Breaking Points: Looking for Weak Spots in your Writer Life 

By: Michael Esser

 

When you decided to become a writer you probably imagined a life of clicking away at the keys, signing books, being the subject of front-page articles, and seeing your stories in movie adaptations. What a surprise when you found out there was a downside to writing.

As with any job there are certain pulls on your daily routines that can either make a day successful or wasteful. When you’re a writer you have to produce to get paid and have to produce well to continue to get the job assignments.

This pressure on the outcome of what is an inspired process can bog down the creative flow and cause the onset of the infamous writer’s block. On the other hand, you could be bubbling over with ideas and be so busy being pulled in different directions that the opportunity to sit down and produce never manifests itself.

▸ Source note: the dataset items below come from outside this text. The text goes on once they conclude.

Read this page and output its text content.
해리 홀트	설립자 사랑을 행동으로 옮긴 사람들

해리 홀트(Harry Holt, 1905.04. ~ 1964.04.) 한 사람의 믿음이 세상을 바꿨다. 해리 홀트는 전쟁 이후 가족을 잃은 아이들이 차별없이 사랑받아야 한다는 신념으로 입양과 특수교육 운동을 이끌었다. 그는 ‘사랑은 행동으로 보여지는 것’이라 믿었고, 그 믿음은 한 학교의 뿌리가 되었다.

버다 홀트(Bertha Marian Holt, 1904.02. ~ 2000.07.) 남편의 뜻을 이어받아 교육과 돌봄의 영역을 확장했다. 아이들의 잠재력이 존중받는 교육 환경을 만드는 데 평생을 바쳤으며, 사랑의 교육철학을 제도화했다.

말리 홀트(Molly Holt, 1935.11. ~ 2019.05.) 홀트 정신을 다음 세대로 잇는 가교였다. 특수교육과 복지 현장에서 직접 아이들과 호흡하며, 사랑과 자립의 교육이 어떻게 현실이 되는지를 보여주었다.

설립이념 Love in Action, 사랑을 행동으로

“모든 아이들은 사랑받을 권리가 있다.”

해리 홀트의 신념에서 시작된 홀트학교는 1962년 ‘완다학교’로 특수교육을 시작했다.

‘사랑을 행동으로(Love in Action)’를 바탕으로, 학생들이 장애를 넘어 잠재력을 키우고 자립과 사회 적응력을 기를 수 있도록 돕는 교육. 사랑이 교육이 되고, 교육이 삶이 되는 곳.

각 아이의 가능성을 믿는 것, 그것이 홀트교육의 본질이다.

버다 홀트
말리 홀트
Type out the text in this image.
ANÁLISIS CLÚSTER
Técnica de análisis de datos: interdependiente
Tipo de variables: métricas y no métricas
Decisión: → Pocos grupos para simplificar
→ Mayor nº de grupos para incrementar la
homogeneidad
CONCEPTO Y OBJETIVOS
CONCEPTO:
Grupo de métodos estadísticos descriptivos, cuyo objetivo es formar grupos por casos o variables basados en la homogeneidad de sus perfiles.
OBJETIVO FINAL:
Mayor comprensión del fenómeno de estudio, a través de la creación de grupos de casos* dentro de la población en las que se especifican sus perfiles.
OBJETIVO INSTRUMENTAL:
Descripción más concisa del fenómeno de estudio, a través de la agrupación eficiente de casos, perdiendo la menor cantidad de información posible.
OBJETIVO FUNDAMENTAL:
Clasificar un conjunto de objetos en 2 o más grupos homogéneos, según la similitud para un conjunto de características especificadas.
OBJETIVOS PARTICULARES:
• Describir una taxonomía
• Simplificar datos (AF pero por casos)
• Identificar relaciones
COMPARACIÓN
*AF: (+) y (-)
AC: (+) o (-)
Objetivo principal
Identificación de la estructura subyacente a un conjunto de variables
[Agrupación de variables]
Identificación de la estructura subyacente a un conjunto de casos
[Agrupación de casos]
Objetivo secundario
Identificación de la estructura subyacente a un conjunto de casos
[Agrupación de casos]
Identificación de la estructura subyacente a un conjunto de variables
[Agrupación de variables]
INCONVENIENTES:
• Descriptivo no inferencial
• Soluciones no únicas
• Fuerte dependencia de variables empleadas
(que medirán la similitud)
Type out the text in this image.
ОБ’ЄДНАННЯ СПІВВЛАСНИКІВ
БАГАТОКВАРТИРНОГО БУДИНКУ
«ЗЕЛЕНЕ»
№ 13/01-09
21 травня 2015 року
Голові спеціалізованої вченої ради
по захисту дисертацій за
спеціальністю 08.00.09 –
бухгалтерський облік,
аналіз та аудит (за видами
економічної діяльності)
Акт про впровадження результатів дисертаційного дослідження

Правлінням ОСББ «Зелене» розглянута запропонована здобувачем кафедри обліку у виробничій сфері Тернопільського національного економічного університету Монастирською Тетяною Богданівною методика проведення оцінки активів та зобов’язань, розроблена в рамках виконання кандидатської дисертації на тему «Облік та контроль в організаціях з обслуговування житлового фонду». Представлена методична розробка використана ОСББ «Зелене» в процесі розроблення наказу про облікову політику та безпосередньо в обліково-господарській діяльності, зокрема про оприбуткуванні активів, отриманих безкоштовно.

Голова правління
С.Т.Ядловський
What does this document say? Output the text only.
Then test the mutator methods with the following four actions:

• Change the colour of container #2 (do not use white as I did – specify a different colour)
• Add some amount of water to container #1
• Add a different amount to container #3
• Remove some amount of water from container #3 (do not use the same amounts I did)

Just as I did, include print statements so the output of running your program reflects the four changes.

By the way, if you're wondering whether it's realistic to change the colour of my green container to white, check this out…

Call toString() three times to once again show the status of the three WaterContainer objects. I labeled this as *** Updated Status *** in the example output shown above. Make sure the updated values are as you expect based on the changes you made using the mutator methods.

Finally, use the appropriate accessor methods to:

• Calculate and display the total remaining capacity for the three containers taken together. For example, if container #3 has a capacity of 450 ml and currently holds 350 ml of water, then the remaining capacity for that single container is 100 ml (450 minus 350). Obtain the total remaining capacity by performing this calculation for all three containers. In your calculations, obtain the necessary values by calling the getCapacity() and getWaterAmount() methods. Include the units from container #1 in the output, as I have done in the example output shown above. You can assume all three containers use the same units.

Busy schedules and family commitments are probably the two biggest time bandits. Not to say that taking that meeting with the new editor or going to Bobby’s football game are time wasters. They’re not. Instead, your focus needs to be on your scheduling. Everything that has to take place in your weekly routine should be scheduled with time set aside for you to write. If your job is writing, then you need to treat it seriously and give yourself extra time in the schedule for those “just in case” moments. Let everyone know about the blocks of time you’ve reserved for work and be sure to place an importance on that time and how it needs to be respected. 

You may have already run into the problem of being too much of a perfectionist by needing to get everything just right and getting overly frustrated when the words don’t come. The only part you do need to be perfect on is your deadlines. That means you’ve got to learn and use some good time management skills.

Although all the scheduling in the world might not be able to stop writer’s block, having enough time set aside to work through it will. If you find yourself blocked, take a few minutes and go for a walk seeing every detail as if you were to return to your computer and start a creative writing assignment. This will help get the juices flowing again. If you can’t go for a real walk in the physical world, then go on a virtual one online, visiting your favorite news or entertainment websites with the same mindset of detailing your journey.

Regardless of what’s in front of you, remember that being a writer is what you wanted. Now write!